Ne jeofizikçiler depreme engel olabilir, ne de ekonomistler iktisadi krizlere. Ama bu belalardan kaçınmak için yol gösterebilirler. Ustamız Hayek (onun da Nobel iktisat ödülü var) “İktisat, insan yapması değildir; ama içinde insan vardır” demiştir. İktisat biliminin (isterseniz ilminin deyin) ne olup, ne olmadığını bundan daha iyi anlatan bir cümle olamazdı. Bütün bilimlerin temeli, kapsamı “cansız şeyler” olan fiziktir. “Cansızlar” sözcüğünün İngilizce karşılığı “non living things” deyimidir.

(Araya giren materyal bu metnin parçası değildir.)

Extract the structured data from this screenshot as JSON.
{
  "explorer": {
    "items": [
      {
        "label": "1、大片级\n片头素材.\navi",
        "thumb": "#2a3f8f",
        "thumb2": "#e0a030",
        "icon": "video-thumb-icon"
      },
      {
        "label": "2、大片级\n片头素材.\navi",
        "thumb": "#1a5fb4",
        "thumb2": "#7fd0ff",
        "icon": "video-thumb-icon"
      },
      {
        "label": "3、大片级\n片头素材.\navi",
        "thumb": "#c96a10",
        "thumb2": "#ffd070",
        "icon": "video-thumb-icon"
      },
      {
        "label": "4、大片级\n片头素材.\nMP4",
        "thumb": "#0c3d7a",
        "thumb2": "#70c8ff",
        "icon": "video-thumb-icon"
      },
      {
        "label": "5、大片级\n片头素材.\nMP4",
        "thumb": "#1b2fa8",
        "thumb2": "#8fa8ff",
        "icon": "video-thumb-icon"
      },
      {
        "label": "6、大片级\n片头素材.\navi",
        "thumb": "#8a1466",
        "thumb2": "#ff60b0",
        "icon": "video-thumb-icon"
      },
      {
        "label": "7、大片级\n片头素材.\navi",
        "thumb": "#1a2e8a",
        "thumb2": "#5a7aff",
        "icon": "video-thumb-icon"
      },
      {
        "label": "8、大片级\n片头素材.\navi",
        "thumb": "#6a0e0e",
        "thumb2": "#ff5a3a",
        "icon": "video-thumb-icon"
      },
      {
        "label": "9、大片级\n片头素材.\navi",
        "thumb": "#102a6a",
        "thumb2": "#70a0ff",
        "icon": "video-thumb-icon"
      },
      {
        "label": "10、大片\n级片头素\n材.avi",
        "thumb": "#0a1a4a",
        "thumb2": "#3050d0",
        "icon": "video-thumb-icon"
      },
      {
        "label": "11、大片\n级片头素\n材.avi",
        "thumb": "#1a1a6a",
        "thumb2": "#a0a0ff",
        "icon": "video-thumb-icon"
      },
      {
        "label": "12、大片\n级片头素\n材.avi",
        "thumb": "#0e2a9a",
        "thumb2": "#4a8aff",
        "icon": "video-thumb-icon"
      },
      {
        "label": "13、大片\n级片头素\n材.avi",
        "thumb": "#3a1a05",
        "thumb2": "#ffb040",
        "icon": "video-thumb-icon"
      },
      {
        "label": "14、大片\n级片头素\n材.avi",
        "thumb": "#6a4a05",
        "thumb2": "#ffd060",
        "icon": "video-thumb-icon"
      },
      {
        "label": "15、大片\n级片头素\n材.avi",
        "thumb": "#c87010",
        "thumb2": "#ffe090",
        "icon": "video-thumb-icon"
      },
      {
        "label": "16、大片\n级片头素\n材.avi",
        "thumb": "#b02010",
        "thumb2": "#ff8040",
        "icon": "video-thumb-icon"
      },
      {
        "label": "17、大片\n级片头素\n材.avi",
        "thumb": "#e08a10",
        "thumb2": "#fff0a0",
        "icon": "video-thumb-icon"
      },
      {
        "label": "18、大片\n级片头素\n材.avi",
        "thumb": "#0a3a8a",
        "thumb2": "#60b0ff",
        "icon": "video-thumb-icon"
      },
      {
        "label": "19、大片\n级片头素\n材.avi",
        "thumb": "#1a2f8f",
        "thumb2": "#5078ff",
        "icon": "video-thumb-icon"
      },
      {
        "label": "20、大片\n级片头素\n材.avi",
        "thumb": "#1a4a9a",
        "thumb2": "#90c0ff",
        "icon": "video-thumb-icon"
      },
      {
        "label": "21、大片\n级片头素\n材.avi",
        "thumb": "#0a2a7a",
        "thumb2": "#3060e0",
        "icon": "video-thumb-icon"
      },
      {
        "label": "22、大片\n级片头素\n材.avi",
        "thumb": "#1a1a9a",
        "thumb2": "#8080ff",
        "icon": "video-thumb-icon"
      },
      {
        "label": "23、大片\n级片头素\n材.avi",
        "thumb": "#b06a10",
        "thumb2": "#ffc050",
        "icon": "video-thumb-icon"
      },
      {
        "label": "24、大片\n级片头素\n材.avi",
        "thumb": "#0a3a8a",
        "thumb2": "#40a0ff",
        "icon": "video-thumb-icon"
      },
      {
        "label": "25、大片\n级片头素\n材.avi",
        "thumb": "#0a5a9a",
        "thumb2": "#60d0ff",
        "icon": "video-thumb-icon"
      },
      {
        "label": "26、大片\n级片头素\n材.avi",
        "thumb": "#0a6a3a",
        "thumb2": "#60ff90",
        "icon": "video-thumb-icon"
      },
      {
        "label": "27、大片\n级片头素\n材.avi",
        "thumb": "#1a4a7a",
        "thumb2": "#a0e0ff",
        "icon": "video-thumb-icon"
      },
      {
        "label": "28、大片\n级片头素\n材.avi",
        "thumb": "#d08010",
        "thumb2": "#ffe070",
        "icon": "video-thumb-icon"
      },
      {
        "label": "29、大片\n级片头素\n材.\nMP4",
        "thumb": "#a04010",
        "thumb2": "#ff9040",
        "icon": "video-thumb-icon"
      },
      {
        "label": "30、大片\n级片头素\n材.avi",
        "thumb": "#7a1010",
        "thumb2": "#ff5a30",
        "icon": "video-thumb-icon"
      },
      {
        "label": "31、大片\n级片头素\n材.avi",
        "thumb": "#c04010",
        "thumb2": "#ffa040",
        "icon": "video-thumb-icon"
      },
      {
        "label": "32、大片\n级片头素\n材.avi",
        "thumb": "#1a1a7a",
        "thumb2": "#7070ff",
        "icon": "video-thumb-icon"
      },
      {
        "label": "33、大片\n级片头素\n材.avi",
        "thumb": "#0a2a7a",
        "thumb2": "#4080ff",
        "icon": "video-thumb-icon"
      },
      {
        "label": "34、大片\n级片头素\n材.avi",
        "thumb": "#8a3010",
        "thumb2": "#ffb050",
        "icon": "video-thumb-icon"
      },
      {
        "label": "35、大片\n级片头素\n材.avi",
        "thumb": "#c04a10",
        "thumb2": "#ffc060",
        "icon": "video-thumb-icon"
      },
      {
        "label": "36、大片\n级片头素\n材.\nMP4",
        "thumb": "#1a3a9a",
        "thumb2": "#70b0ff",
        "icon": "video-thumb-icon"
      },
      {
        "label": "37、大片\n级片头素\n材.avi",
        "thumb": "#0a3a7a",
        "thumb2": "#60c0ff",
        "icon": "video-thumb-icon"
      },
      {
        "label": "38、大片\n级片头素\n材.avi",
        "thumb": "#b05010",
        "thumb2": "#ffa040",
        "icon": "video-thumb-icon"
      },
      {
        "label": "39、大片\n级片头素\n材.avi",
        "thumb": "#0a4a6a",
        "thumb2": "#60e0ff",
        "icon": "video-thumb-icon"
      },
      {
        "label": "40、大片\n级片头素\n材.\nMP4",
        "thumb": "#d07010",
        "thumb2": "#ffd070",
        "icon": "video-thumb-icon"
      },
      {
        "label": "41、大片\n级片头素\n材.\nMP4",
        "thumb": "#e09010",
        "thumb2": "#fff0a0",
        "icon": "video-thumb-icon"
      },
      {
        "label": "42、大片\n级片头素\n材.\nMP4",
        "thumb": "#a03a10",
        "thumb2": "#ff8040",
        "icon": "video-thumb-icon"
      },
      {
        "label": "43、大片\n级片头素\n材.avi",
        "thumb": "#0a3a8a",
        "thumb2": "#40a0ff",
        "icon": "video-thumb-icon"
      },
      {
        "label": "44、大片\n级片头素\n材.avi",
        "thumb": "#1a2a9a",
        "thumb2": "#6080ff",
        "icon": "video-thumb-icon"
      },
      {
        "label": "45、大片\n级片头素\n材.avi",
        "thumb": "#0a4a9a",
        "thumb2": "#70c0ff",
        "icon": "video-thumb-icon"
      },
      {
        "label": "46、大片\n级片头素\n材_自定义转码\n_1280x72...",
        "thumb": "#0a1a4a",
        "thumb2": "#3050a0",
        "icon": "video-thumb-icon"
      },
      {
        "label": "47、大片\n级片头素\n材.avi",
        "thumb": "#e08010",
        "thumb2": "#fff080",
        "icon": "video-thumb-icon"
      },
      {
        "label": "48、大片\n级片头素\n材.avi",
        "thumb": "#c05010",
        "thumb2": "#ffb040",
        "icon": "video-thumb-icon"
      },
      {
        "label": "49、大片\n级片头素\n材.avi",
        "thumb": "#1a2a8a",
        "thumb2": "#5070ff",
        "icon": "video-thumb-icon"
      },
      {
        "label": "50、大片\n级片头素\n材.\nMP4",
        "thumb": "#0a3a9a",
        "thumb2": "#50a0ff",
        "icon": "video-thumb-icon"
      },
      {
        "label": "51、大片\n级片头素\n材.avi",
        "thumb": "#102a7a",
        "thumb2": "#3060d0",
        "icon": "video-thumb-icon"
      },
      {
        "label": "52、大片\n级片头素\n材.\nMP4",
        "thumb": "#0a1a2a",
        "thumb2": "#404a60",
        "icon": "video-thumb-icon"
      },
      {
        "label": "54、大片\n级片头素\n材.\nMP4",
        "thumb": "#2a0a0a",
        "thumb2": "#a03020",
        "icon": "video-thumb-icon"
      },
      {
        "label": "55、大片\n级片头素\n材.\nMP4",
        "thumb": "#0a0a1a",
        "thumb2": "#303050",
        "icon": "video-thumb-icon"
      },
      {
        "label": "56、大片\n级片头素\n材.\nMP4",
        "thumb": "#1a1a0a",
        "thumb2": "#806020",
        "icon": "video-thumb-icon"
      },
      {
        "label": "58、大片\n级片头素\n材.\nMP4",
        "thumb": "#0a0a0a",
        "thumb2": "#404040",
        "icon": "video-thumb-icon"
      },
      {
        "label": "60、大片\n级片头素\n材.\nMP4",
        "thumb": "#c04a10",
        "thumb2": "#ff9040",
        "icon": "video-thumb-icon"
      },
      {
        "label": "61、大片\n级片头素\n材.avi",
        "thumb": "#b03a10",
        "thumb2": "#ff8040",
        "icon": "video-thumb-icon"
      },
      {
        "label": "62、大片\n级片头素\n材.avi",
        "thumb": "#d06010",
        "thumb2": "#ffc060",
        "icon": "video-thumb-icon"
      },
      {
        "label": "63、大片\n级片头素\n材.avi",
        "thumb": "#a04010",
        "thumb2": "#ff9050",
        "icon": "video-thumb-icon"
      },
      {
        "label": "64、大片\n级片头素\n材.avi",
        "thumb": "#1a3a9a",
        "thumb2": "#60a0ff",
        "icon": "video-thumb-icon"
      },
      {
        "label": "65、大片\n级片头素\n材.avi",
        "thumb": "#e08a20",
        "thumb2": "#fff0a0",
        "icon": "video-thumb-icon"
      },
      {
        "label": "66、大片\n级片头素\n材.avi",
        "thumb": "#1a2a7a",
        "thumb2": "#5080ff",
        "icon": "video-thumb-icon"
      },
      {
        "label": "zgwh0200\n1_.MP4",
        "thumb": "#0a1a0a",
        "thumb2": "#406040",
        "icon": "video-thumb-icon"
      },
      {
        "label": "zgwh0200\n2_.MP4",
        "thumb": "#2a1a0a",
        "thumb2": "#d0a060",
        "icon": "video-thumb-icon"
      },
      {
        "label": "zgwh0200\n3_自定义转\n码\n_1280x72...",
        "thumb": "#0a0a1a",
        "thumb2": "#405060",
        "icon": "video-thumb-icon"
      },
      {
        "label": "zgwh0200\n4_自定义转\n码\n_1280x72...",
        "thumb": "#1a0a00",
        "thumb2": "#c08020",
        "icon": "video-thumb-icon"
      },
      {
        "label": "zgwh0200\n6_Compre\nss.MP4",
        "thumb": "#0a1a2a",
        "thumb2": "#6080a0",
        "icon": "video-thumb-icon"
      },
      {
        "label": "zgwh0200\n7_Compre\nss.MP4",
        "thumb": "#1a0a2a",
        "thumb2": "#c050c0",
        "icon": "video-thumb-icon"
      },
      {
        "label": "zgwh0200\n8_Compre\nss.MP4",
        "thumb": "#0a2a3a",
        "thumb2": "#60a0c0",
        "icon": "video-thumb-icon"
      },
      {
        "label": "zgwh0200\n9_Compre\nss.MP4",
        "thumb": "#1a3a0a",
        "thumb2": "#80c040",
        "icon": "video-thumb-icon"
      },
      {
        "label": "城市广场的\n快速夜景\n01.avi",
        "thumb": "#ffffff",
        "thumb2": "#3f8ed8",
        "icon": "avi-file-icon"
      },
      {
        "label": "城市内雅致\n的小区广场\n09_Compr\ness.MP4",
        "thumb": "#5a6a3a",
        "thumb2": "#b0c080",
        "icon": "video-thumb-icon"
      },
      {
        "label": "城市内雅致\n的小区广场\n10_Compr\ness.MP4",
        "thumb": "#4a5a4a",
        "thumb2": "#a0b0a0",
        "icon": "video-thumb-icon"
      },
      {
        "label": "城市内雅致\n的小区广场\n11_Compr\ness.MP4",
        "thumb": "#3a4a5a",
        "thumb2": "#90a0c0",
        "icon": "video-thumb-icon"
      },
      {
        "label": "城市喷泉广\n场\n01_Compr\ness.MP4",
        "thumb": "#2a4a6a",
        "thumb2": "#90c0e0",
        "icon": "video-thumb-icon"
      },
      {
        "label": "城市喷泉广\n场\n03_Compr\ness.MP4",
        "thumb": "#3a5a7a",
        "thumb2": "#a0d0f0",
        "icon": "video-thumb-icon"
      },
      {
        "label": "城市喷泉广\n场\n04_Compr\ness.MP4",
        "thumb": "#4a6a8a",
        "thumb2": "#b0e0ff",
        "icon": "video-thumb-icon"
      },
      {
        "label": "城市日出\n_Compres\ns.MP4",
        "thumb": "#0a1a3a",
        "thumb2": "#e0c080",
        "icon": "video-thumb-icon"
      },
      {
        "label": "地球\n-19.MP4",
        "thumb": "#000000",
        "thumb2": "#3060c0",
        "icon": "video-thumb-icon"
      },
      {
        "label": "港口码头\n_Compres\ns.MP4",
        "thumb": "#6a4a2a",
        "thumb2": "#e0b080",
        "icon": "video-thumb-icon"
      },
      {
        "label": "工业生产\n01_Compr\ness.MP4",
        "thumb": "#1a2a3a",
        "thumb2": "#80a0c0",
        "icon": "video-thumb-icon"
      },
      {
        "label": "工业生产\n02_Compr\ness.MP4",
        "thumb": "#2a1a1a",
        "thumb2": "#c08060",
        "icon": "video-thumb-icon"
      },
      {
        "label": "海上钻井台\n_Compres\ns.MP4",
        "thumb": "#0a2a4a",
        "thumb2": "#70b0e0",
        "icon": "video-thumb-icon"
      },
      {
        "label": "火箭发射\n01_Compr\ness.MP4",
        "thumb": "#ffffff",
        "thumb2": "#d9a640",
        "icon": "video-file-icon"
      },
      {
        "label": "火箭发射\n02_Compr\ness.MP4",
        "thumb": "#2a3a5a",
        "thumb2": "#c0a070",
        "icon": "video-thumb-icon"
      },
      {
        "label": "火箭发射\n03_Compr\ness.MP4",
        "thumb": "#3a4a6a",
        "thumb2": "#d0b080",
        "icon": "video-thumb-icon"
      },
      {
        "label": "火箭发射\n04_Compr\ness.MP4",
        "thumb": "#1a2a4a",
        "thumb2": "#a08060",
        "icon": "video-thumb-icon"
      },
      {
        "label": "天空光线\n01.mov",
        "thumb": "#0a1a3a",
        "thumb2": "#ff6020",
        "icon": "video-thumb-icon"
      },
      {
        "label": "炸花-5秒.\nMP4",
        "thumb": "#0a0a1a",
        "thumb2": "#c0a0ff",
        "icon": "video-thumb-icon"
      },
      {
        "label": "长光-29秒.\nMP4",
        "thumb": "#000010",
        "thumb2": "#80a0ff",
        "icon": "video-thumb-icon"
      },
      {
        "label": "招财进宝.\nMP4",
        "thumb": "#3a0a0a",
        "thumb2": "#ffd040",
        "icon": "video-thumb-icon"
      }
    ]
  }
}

Sosyal bilimlerin temeli de fiziktir; çünkü canlılar da cansız şeylerden yapılmıştır. Ama sosyal bilimleri, yapay, yani “insan yapması” sanmak, en az onları “fizik”ten ibaret sanmak kadar yanıltıcıdır.
ENFLASYONLA MÜCADELE
Türkiye, çok uzun yıllardan sonra ilk defa 2004 yılında yüzde 9.3 ile tek haneli enflasyonu yakaladı. Bu başarının sebebi, resmi adı “Enflasyon Hedeflemesi” olan “Örtülü Kur Çıpası” politikasıydı. O yıldan beri enflasyon yüzde 6.5 ile yüzde 10.5 arasında gezindi durdu. 2014’te de herhalde yüzde 9 olacak. Eğer “ucu insana dokunan” önlemler alınamazsa yüzde 10 dolayında yapışkan hale gelecek. Pek tabii bunun da bir garantisi yok. İşin ilginç yanı şu sıralarda Avrupa “çok düşük enflasyonla” mücadele etmeye çalışıyor. Demek ki; bir bela olarak belletilen enflasyonun, çok düşüğü de ayrı bir belaymış.